Apple、追徴課税130億ユーロの支払開始――ダブルアイリッシュは不当とEC認定

この紛争は何年も続いてきたが、結局、Appleはアイルランド政府から不当な優遇を受けていたと認定された分について未納の税の支払を開始した。同社はすでに1.5億ユーロ〔1958億円〕)をこの支払に充てるエスクロ口座に入れている。Appleが支払うべき追徴課税の総額は130億ユーロ〔1.7兆円〕に上る。

2016年8月にEC〔欧州委員会〕は、Appleは2004年から2014年にかけてアイルランドで違法な税制上の利益を得ていたと認定した。競争政策担当委員、Margrethe Vestagerは、「Appleはダブル・アイリッシュと呼ばれる仕組みを利用して実効税率を著しく下げていた」と述べた。

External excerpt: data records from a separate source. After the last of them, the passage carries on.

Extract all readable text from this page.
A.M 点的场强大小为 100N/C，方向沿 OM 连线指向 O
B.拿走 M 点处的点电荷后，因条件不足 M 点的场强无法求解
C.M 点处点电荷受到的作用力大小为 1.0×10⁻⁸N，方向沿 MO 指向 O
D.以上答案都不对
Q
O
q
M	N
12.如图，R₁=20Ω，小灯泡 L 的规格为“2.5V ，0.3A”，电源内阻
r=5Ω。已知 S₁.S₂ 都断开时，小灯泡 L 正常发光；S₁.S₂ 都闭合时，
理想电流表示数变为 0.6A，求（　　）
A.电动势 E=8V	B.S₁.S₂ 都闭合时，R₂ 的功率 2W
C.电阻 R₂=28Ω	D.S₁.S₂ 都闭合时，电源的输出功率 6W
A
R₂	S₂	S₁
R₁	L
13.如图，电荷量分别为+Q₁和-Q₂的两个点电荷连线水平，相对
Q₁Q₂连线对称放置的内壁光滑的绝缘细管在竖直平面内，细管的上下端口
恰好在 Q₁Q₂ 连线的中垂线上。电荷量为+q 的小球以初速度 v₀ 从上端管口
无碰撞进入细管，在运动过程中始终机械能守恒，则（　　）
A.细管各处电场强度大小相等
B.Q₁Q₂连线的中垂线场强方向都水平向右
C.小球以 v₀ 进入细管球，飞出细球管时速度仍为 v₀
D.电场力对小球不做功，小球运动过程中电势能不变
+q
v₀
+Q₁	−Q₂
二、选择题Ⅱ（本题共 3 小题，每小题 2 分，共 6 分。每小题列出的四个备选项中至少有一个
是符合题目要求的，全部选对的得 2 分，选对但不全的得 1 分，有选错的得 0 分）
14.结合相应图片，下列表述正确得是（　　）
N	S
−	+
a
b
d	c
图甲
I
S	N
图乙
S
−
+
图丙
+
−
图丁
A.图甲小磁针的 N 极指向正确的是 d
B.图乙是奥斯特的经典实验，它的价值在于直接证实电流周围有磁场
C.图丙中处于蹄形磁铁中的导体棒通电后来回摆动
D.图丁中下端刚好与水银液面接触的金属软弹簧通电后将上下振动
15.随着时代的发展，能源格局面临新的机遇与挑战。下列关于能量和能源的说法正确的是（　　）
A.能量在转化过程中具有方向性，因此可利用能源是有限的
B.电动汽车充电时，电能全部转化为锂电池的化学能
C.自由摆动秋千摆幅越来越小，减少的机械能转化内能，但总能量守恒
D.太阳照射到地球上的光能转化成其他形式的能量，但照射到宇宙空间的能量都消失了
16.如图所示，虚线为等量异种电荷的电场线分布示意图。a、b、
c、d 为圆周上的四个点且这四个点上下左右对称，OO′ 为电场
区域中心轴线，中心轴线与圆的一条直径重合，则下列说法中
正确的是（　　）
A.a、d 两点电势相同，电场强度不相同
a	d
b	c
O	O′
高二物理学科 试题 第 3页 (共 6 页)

ダブル・アイリッシュはアイルランドに2つの異なる法人を設立し、他国で挙げた利益をそれらの会社に付け替えることによって最終的に企業の利益にかかる税率を低くする手法だ。Appleだけでなく多くのアメリカハイテク企業が多数の巧妙な節税スキーム利用している。Appleはこうした手法になんら違法性はないと主張してきた。

アイルランド政府はこの認定に異議を唱えたが、ECの裁定が覆ることはなく、アイルランド政府は2017年から総額130億ユーロに上る金額を追徴課税せざるを得ないこととなった。

ところが支払はなされなかった。

そこでVestagerは怒り、問題を欧州裁判所に持ち出した。このときVestagerはAppleではなくアイルランド政府を訴えた。

この裁判でもVestagerの主張が維持され、Appleは渋々未納税額の支払を開始した。Appleにとって不運なことに、ここ数年のドル安で決定が行われた当時より支払額は上昇している。Appleは数千億ドルの利益の相当部分をキャッシュで海外に持っている。

EUの各国は2014年にダブル・アイリッシュ、ダッチ・サンドイッチなどと呼ばれる仕組みを違法とするよう強くロビー活動を行った。これと時を同じくして、Appleは海外に持つキャッシュを英仏海峡に浮かぶ小さな島、ジャージー諸島に付け替え始めている。

EUでは税制を大幅に改正し、ハイテク大企業が加盟各国で上げた実際の利益に課税することで抜け穴を塞ごうとしている。これが実現するとハイテク企業は利益を税率の低い国に移して節税することができなくなる。しかしこの税制改革に消極的な加盟国があるため、推進派が望むほどの進捗状況にないのが実情だ。